Abstract

Establishing the computational rules and neural substrates of brightness coding is a topic of both historical and contemporary interest. Two major classes of explanations for brightness illusions, such as brightness contrast, can be traced to Hering and Helmholtz. Hering's legacy is a low-level account in which brightness contrast results from obligatory lateral inhibitory interactions occurring at some level(s) in the visual system. Helmholtz offered a high-level account, positing a causal role for factors such as perceptual grouping, inferred illumination, and the extraction of surface properties such as orientation and reflectance. The tension between these theoretical viewpoints persists unabated to date. Intracranial electrophysiological recordings have revealed that brightness is represented in the firing rates of striate neurons, a fact consistent with low-level explanations. However, since the time-course of brightness-related responses relative to the onset of striate activity is undisclosed, it remains possible that striate activation might be temporally and causally secondary to higher-level computational processes.
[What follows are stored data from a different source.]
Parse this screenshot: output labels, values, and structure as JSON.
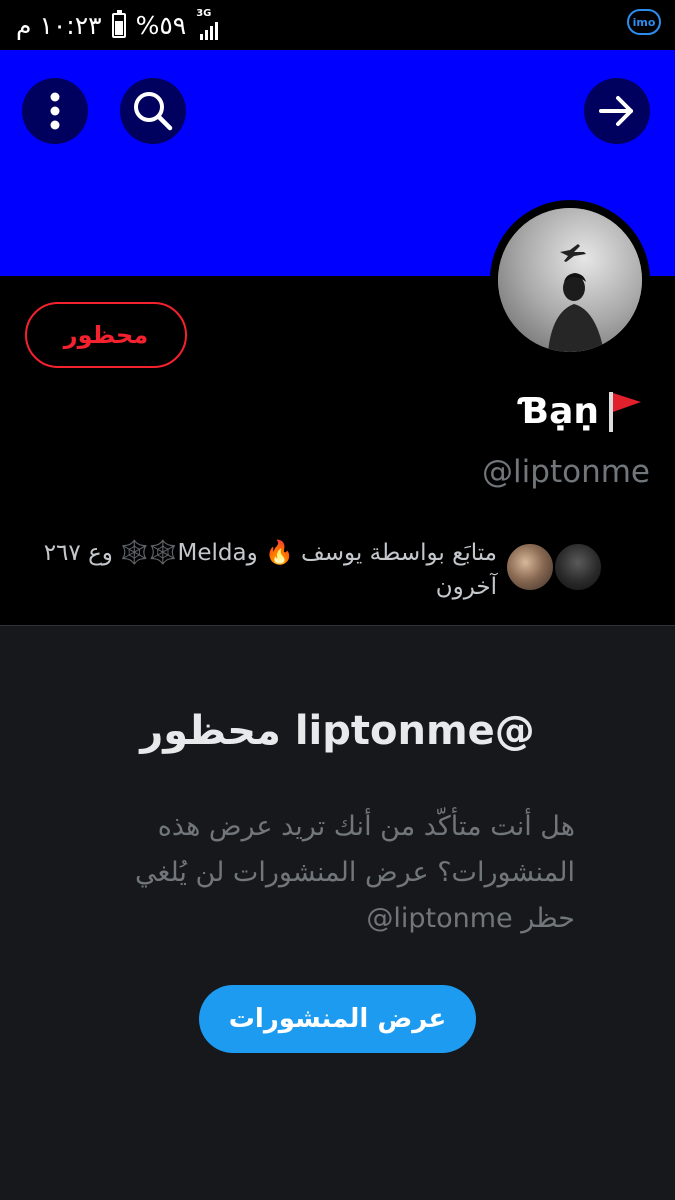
{
  "status_bar": {
    "time": "١٠:٢٣ م",
    "battery": "%٥٩",
    "network": "3G",
    "app_icon_label": "imo"
  },
  "icons": {
    "more": "more-vertical-icon",
    "search": "search-icon",
    "forward": "arrow-right-icon",
    "flag": "red-flag-icon"
  },
  "profile": {
    "blocked_label": "محظور",
    "display_name": "Ɓạṇ",
    "handle": "@liptonme",
    "followers_text": "متابَع بواسطة يوسف 🔥 وMelda🕸️🕸️ وع ٢٦٧ آخرون"
  },
  "blocked_panel": {
    "title": "@liptonme محظور",
    "description": "هل أنت متأكّد من أنك تريد عرض هذه المنشورات؟ عرض المنشورات لن يُلغي حظر liptonme@",
    "view_posts_button": "عرض المنشورات"
  },
  "colors": {
    "banner": "#0000ff",
    "blocked_red": "#f4212e",
    "primary_blue": "#1d9bf0",
    "panel_bg": "#16181c"
  }
}
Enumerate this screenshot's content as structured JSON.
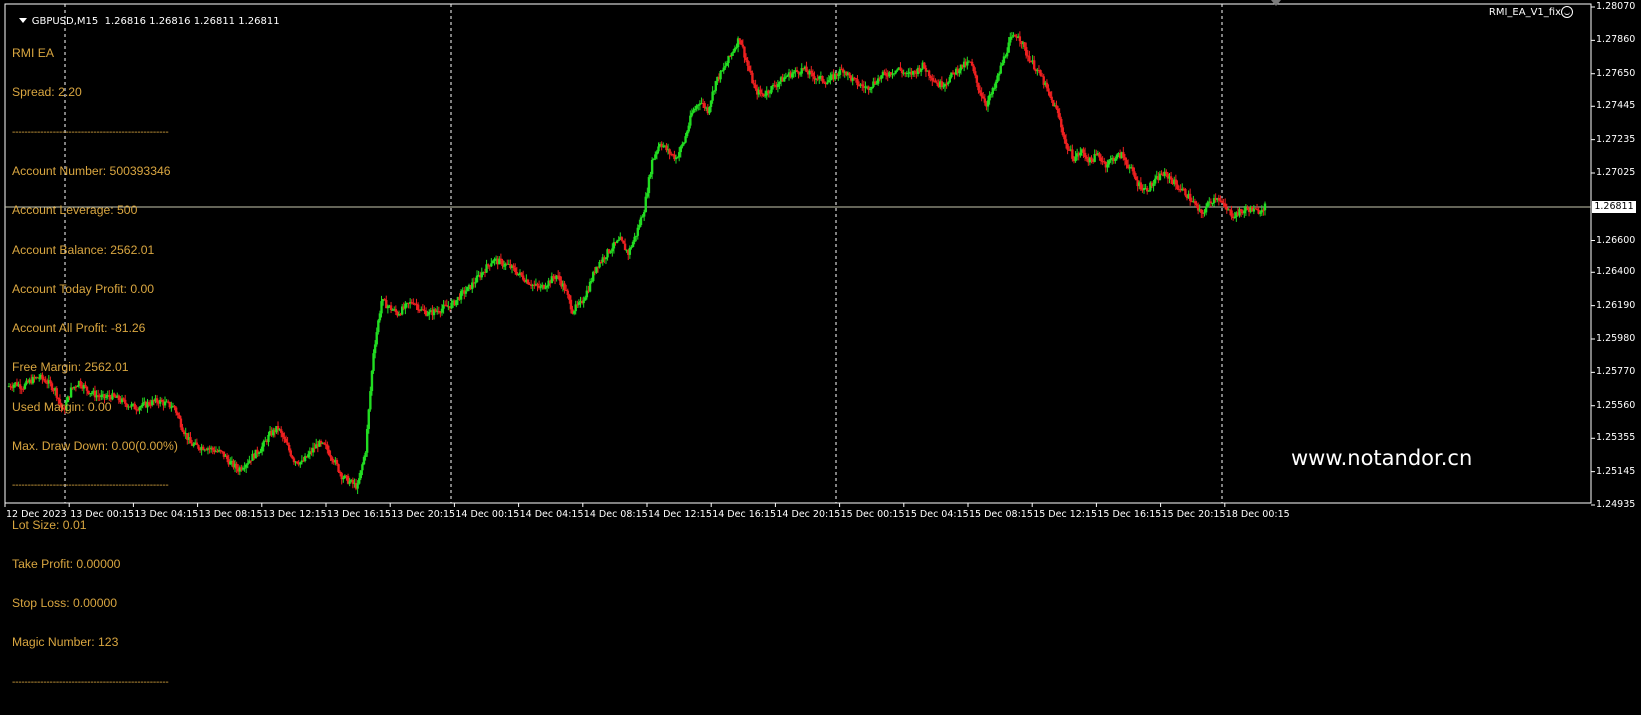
{
  "window": {
    "symbol": "GBPUSD,M15",
    "ohlc": "1.26816 1.26816 1.26811 1.26811",
    "ea_name": "RMI_EA_V1_fix",
    "watermark": "www.notandor.cn"
  },
  "info_panel": {
    "separator": "--------------------------------------------------",
    "lines": {
      "ea_title": "RMI EA",
      "spread": "Spread: 2.20",
      "account_number": "Account Number: 500393346",
      "account_leverage": "Account Leverage: 500",
      "account_balance": "Account Balance: 2562.01",
      "today_profit": "Account Today Profit: 0.00",
      "all_profit": "Account All Profit: -81.26",
      "free_margin": "Free Margin: 2562.01",
      "used_margin": "Used Margin: 0.00",
      "max_drawdown": "Max. Draw Down: 0.00(0.00%)",
      "lot_size": "Lot Size: 0.01",
      "take_profit": "Take Profit: 0.00000",
      "stop_loss": "Stop Loss: 0.00000",
      "magic_number": "Magic Number: 123"
    }
  },
  "colors": {
    "background": "#000000",
    "bull": "#22dd22",
    "bear": "#ee2020",
    "wick_bull": "#22dd22",
    "wick_bear": "#ee2020",
    "axis_text": "#ffffff",
    "info_text": "#d9a640",
    "grid": "#ffffff",
    "bid_line": "#c8c8b0"
  },
  "chart_data": {
    "type": "candlestick",
    "symbol": "GBPUSD",
    "timeframe": "M15",
    "y_ticks": [
      "1.28070",
      "1.27860",
      "1.27650",
      "1.27445",
      "1.27235",
      "1.27025",
      "1.26811",
      "1.26600",
      "1.26400",
      "1.26190",
      "1.25980",
      "1.25770",
      "1.25560",
      "1.25355",
      "1.25145",
      "1.24935"
    ],
    "ylim": [
      1.24935,
      1.2807
    ],
    "bid": 1.26811,
    "bid_label": "1.26811",
    "x_ticks": [
      "12 Dec 2023",
      "13 Dec 00:15",
      "13 Dec 04:15",
      "13 Dec 08:15",
      "13 Dec 12:15",
      "13 Dec 16:15",
      "13 Dec 20:15",
      "14 Dec 00:15",
      "14 Dec 04:15",
      "14 Dec 08:15",
      "14 Dec 12:15",
      "14 Dec 16:15",
      "14 Dec 20:15",
      "15 Dec 00:15",
      "15 Dec 04:15",
      "15 Dec 08:15",
      "15 Dec 12:15",
      "15 Dec 16:15",
      "15 Dec 20:15",
      "18 Dec 00:15"
    ],
    "day_separators": [
      "13 Dec 00:15",
      "14 Dec 00:15",
      "15 Dec 00:15",
      "18 Dec 00:15"
    ],
    "close_path": [
      1.2568,
      1.257,
      1.2568,
      1.2572,
      1.2574,
      1.2571,
      1.2566,
      1.2552,
      1.2566,
      1.2571,
      1.2566,
      1.2563,
      1.2561,
      1.2562,
      1.256,
      1.2557,
      1.2555,
      1.2556,
      1.2558,
      1.2559,
      1.2557,
      1.2555,
      1.2542,
      1.2532,
      1.253,
      1.253,
      1.2528,
      1.2526,
      1.252,
      1.2516,
      1.252,
      1.2525,
      1.253,
      1.2538,
      1.2542,
      1.2532,
      1.2522,
      1.252,
      1.2526,
      1.2532,
      1.253,
      1.2522,
      1.2512,
      1.2508,
      1.2505,
      1.2528,
      1.259,
      1.2622,
      1.2618,
      1.2614,
      1.2618,
      1.2622,
      1.2616,
      1.2614,
      1.2616,
      1.2618,
      1.262,
      1.2626,
      1.263,
      1.2636,
      1.2642,
      1.2648,
      1.2646,
      1.2644,
      1.264,
      1.2636,
      1.2632,
      1.263,
      1.2634,
      1.2638,
      1.263,
      1.2616,
      1.262,
      1.263,
      1.2644,
      1.265,
      1.2656,
      1.266,
      1.2652,
      1.2664,
      1.268,
      1.271,
      1.2722,
      1.2716,
      1.2712,
      1.2722,
      1.274,
      1.2748,
      1.2742,
      1.276,
      1.2768,
      1.2778,
      1.2788,
      1.277,
      1.2754,
      1.2752,
      1.2756,
      1.276,
      1.2764,
      1.2766,
      1.2768,
      1.2764,
      1.2762,
      1.276,
      1.2764,
      1.2768,
      1.2762,
      1.2758,
      1.2756,
      1.276,
      1.2764,
      1.2766,
      1.2768,
      1.2764,
      1.2766,
      1.277,
      1.2764,
      1.2758,
      1.276,
      1.2766,
      1.277,
      1.2772,
      1.2756,
      1.2746,
      1.2756,
      1.2772,
      1.2786,
      1.279,
      1.2778,
      1.277,
      1.2762,
      1.275,
      1.274,
      1.272,
      1.2712,
      1.2716,
      1.271,
      1.2714,
      1.2708,
      1.2712,
      1.2714,
      1.2706,
      1.2696,
      1.2692,
      1.2696,
      1.2702,
      1.27,
      1.2694,
      1.269,
      1.2684,
      1.2676,
      1.2684,
      1.2688,
      1.268,
      1.2676,
      1.2678,
      1.268,
      1.2678,
      1.2682
    ]
  }
}
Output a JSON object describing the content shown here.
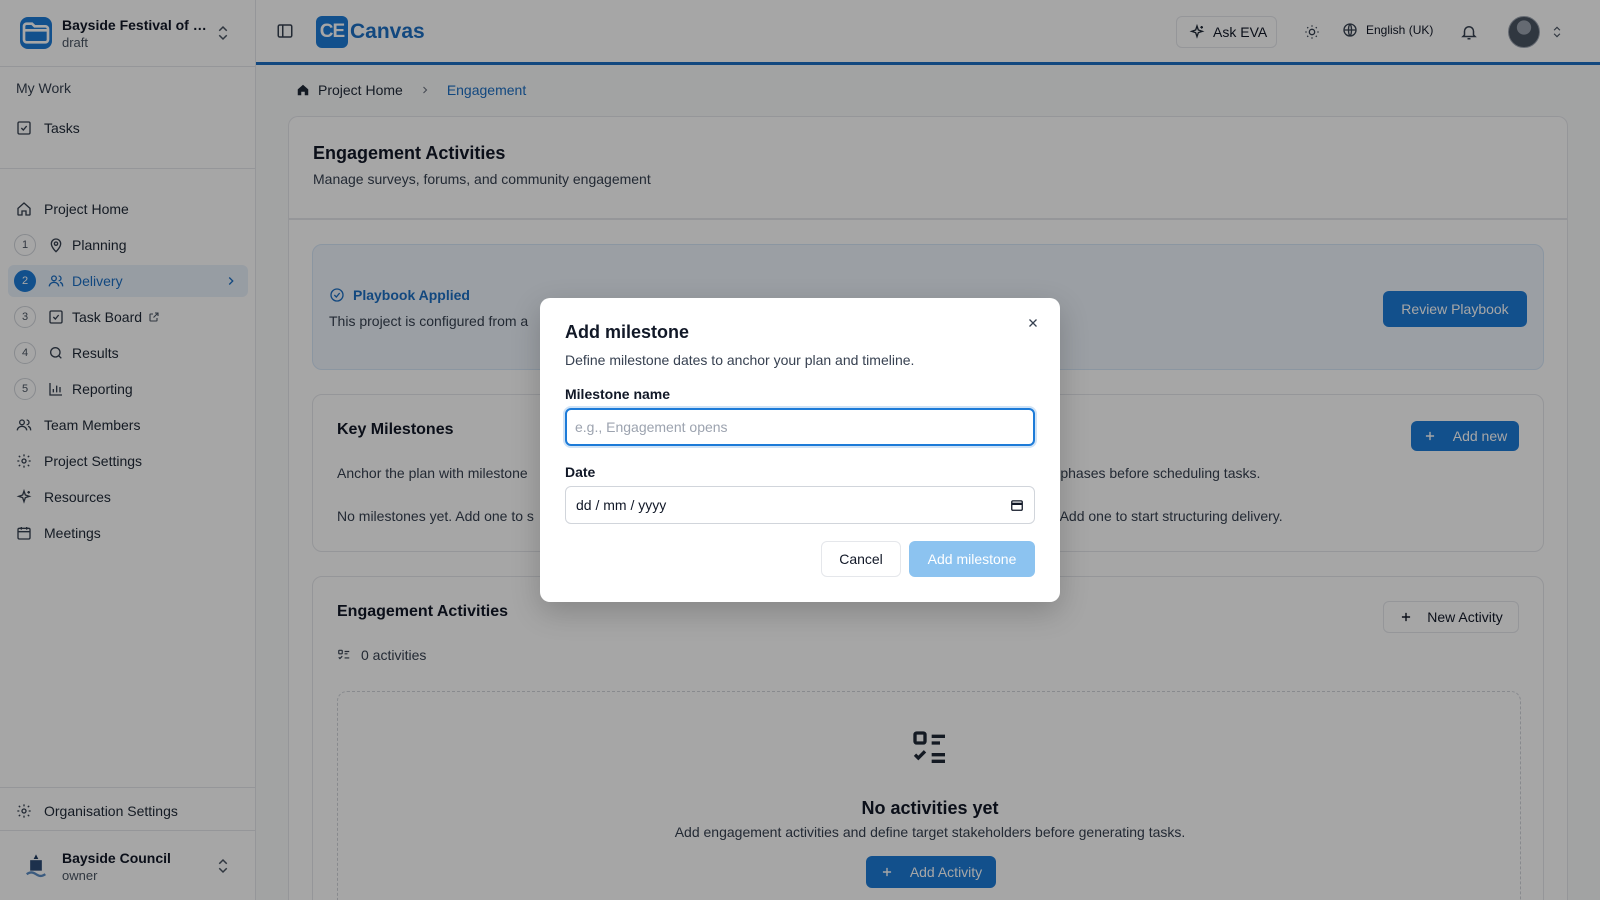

Knowledge of the timing of brightness-related neural activity is thus crucial to both constrain and adjudicate between these competing theories. We utilize high-density electrophysiological recording and a tachistoscopic brightness discrimination task to measure the time-course and scalp topography of brightness-related electrical potentials in human observers. Brightness perception is correlated with electrical activity at the earliest stages of visual cortical processing. These findings are interpreted to support Hering's low-level account of brightness for White's effect, and the results are discussed in the context of current theories of brightness perception.